Untunglah masih ada kaos oblong yang muat dengan ukurannya, jadi ngobrolpun akhirnya lanjut lagi. Jika sebelumnya dari sana ke sini, makin malam malah ngomongin lagu dan nyanyian sambil mendengarkan beberapa lagi dari mp4nya, dan saya juga minta ia menyanyikan lagu lagu tersebut, tentu beda suara orang yang terbiasa dengan paduan suara dengan suara yang biasa nanyi di kamar mandi (:D), di antaranya, Remember Me This Way, Dance with My Father, Only Time, Home, Because You Love Me, To Love You More, dan masih banyak lagi yang judulnya saya lupa, suara hujan meredam suara nyayian jadi tak masalah buat kamar-kamar sebelah.

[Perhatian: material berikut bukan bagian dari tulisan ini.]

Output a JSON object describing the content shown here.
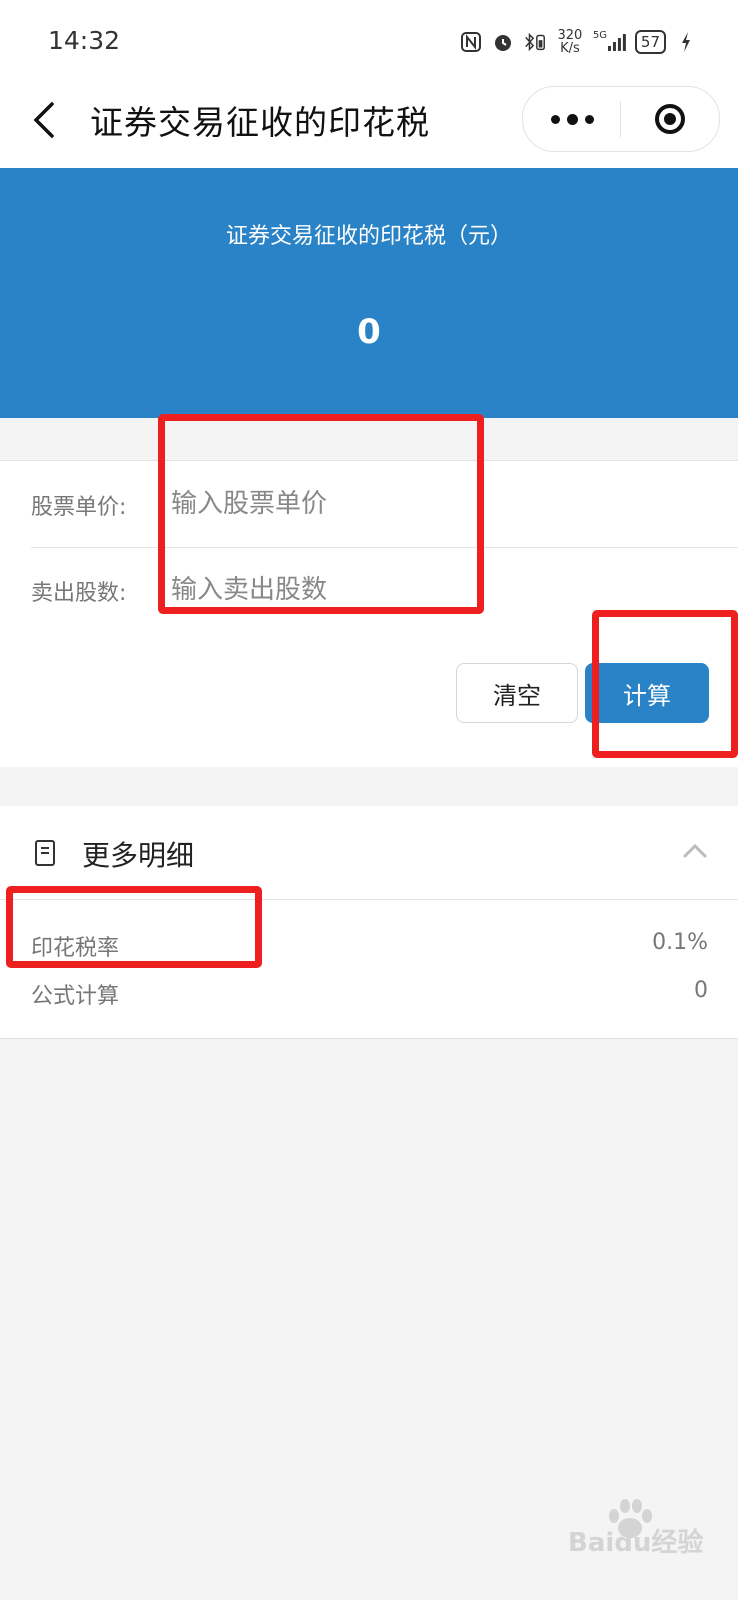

Kemudian dia mulai cerita tentang kegiatan lainnya di luar kesibukan kerjanya, dia mulai bergabung dengan LSM untuk anak jalanan dan bertugas sebagai pengajar di waktu libur dia lansung berucap “ jika kita membuka mata keluar sana, ternyata begitu banyak orang-orang yang tidak beruntung, tidak punya orang tua, bahkan tidak tau siapa orang tuanya, kita jauh lebih beruntung” katanya, saya mendengarkan dan ikut mengiyakan dan iya lanjut lagidi depan mereka rasanya malu, jika kadang sering bersedih hanya untuk masalah yang menyangkut diri sendiri” deg rasanya saya baru saja mendapat pelajaran berharga dari kata-katanya, ceritanya terus bergulir tentang anak jalanan, ya banyak cerita yang dapat diambil hikmahnya dari sana dia berkata lagi “ andai saya bisa mengajar satu orang, dan dia bisa pintar, terus dia juga bisa mengajarkan satu orang lagi dan begitu seterusnya seperti multilevel marketing, Indonesia ini bisa sedikit-sedikit jadi pintar ya?” katanya lagi, ia sepertinya enggan menyebutkan nama Lsm tempatnya bergabung dan saya juga rasanya tak berhak bertanya, itu privacinya, mungkin saja nama itu akan memperjelas perbedaan jalan yang kami tempuh, jadi ia enggan menyebutkan ( Ya Allah.. bimbing hati ini untuk selalu berprasangka baik, dan tuntun juga hati ini agar dapat mengambil hikmah dan pelajaran terindah dari setiap apa yang saya dengar, temui, lihat dan hadapi… Amin.. )

Malam kian larut, saya tak tau persis kapan alam sadar dan mimpi memisahkan percakapan kami, dan waktu saya terbangun sudah segar lagi, dan bersyukur terima kasih ya Robbi, Engkau izinkan saya sedikit demi sedikit belajar dari setiap orang yang saya temui. Alhamdulillah.